Reilly wields the axe again -- this time at home

Ronald Quinlan

Ronald Quinlan

GIVEN how he's been on the road for weeks campaigning hard for a 'Yes' vote on the fiscal treaty, you would think that Health Minister James Reilly would pause for a breather before getting back to his demanding day job at Hawkins House.

Not a bit of it. Yesterday, the minister was 'taking it easy' chopping wood with his son, in the outbuildings of Loughton House, his period pile on the outskirts of Moneygall, Co Offaly, when the Sunday Independent called in for an impromptu tour of the impressive 13-bed property.

While the axe-wielding minister wasn't available to act as our guide, his charming wife, Dorothy, took time out from tending to the flowerbeds in the mansion's walled garden to show us around and to point out her country home's special features.

Among the property's highlights are an ornately carved fireplace in the reception room which dates back to 1562 and the death mask and ceremonial sword of its original owner, Benjamin Bloomfield. A more recent addition to the house's eclectic collection betrays the political allegiance of its current owner. Taking pride of place alongside the portraits of all those who have called Loughton House home through the centuries is a framed photograph of a youthful Michael Collins, which was taken on his release from prison at Christmas in 1916.

Elsewhere inside the house are all the elements one would expect to find in a residence belonging to Ireland's onetime landed gentry. The wooden floor in the living room is specially sprung to facilitate dancing, while bells are to be found placed next to its fireplaces to allow for servants to be summoned discretely from their quarters or the kitchen.

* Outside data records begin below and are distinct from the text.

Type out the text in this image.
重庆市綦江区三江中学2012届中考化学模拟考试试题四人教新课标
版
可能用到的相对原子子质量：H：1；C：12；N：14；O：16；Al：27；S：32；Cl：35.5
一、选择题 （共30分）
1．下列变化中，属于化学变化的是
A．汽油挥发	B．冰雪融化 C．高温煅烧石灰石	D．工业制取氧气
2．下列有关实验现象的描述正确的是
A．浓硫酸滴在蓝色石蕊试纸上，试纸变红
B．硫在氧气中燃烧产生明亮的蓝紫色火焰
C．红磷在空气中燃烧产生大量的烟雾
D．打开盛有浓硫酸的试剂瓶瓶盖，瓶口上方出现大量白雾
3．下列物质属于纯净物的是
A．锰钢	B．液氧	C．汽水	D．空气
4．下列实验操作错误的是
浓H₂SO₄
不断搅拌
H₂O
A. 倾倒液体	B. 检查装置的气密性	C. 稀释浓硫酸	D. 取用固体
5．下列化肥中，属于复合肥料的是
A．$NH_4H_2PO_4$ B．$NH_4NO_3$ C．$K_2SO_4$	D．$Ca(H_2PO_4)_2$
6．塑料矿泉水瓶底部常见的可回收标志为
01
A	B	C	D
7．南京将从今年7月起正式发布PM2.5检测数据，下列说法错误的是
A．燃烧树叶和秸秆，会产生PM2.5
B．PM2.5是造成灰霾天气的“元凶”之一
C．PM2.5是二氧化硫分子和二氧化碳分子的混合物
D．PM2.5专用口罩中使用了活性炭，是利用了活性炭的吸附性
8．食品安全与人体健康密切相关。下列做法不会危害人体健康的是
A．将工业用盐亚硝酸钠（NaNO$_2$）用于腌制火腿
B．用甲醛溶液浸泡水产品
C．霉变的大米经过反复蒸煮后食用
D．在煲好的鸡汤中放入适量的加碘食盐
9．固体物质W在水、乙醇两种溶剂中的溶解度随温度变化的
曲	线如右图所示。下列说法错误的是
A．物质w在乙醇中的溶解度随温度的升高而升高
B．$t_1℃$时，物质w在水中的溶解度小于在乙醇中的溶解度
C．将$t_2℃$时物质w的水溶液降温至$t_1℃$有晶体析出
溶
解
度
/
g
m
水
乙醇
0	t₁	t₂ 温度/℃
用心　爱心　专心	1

Unlike other period residences open to the public around Ireland, Loughton House manages effortlessly to give the visitor an authentic experience by virtue of the fact that the Health Minister and his wife simply don't have the time or the significant financial resources necessary to bring their country home up to the level of a Farmleigh or Muckross House, both of which are open to the public all year round.

In the case of Loughton House, the property is open for tours on selected dates and public holidays owing to the fact that the Reillys avail of public tax breaks from the Revenue Commissioners available to the owners of approved buildings considered to be of historical or archaeological importance.

The cost of admission to Loughton House ranges between €3 and €5, but comes with the promise of a freshly-made cup of tea and a chat with the owners.

It's a benefit that comes with its own cost to the Reilly family. Indeed, standing in the walled garden which she and her family have restored and maintained lovingly over the 10 years since taking up residence in Loughton House, Mrs Reilly spoke of the numerous unpleasant experiences she has had over the past number of months with unscrupulous reporters posing as tourists in order to take pictures inside her home. Asked politely if she might persuade her husband to put down his axe for a moment to pose for a photograph outside their impressive country retreat, Mrs Reilly politely refused, insisting that he was entitled to a day off from his political and public life.